I felt my defenses rising as my parents began their inquiry last night on my plans…my finances…my love life (or lack thereof). Wait….my love life? What love life? And did the word ‘husband’ really come from my father’s mouth? Did my mother actually compliment me for being guarded when it comes to guys? Wow…and none of us were even drinking. I’ve never had full-out conversations with my parents about any of these topics, let alone all of them rolled into one. But there was something in the air yesterday because I way was too open about feelings I typically keep hidden within.
The only rationale that I’ve been able to come up with (in regards to yesterday’s openness) is that I’m tired of hiding behind my own lines. The truth is this- I am stressed-out more than I, myself, realized. I am exhausted from trying so hard to take care of myself and everyone else. (Note: No complaining here at all. This is my own fault; it’s just who I am.)
I don’t really know why but I have the hardest time letting others do things for me. Actually, let me turn that around to make the statement more accurate and say, I hardly ever let others do things for me. Take today, for instance. I literally struggled for 20 minutes (if not longer) before finally agreeing to let my mom do something for me; and only gave in because she wouldn’t budge (and it was making me uber-uncomfortable). To be honest, I definitely still feel guilty about her act of kindness and generosity. So if I struggle to let someone (my own mother, for goodness sake) do something for me, how can I possibly allow someone take care of me? How can I let someone love me?

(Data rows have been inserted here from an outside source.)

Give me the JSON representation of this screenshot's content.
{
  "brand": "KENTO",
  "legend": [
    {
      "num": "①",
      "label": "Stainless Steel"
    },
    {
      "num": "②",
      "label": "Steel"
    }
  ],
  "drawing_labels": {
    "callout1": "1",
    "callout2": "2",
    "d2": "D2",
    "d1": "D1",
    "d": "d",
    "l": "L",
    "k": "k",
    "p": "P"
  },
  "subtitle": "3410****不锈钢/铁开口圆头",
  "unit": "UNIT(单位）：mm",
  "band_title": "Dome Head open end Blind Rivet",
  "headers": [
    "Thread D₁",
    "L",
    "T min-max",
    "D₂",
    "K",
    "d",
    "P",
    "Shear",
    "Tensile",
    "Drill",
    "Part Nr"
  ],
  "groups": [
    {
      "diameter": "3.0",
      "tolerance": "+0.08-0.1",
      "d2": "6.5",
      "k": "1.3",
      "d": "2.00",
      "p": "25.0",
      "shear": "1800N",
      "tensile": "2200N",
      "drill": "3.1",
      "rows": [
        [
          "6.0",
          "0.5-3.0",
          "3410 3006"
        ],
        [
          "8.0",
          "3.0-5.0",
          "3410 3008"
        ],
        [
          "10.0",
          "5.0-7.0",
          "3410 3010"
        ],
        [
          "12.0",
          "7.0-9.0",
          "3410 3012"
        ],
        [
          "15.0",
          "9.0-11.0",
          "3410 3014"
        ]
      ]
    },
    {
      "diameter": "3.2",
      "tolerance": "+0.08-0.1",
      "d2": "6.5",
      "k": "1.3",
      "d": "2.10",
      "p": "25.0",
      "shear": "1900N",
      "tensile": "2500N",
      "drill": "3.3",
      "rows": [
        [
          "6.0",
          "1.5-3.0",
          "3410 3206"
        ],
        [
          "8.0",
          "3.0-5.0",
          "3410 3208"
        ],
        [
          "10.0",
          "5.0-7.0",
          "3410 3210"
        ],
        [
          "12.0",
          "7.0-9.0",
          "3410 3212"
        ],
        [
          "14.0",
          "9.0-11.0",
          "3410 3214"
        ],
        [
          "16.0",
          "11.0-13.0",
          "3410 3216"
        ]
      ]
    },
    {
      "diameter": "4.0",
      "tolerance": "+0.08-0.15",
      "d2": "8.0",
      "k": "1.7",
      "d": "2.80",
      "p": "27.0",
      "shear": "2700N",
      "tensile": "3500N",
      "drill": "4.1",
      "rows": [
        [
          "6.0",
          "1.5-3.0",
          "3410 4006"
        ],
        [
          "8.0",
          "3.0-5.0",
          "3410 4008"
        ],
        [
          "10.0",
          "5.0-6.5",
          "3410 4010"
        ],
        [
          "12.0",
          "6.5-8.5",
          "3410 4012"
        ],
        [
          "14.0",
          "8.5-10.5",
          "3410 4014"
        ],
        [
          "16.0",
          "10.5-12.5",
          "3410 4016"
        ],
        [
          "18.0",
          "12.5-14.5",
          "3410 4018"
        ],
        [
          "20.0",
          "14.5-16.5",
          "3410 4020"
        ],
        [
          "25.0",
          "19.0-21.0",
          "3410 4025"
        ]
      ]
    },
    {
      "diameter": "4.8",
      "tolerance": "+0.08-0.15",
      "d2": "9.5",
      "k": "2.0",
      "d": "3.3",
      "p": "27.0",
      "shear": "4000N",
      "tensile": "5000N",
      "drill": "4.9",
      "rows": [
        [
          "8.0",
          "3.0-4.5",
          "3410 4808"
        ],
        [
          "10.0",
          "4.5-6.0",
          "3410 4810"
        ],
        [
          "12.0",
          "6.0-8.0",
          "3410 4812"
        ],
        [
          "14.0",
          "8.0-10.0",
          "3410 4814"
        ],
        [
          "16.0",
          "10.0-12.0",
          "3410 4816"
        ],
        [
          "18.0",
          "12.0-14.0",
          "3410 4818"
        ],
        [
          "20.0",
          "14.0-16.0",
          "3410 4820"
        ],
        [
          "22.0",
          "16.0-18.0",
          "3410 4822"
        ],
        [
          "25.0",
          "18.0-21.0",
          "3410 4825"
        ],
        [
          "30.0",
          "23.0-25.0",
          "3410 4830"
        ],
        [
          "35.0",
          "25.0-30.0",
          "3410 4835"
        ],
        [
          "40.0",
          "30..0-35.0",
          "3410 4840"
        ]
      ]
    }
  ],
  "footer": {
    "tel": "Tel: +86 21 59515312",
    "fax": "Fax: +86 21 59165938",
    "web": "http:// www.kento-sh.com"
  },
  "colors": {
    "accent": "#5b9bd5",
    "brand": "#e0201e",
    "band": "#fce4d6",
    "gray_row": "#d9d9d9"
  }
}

I’m not sure what I’m scared of anymore… or if I’m even scared at all. Personally I worry that I’m so used to being independent and taking care of myself (as well as I can), that I don’t know how to let someone in.
I wish I could wake up tomorrow morning, after a solid night’s rest, and immediately recognize the lightness in my heart. I wish I could sense that over night my walls had tumbled down. I wish that I could take a deep breath and say, “Okay. Today is the day that I’m finally going to let someone else (help) take care of me.”
Maybe tomorrow isn’t the day, and instead perhaps tomorrow is the day after the day that I admit to needing someone to take care of me. At any rate, I hope the day that I let someone take care of me (finally!) isn’t too far behind.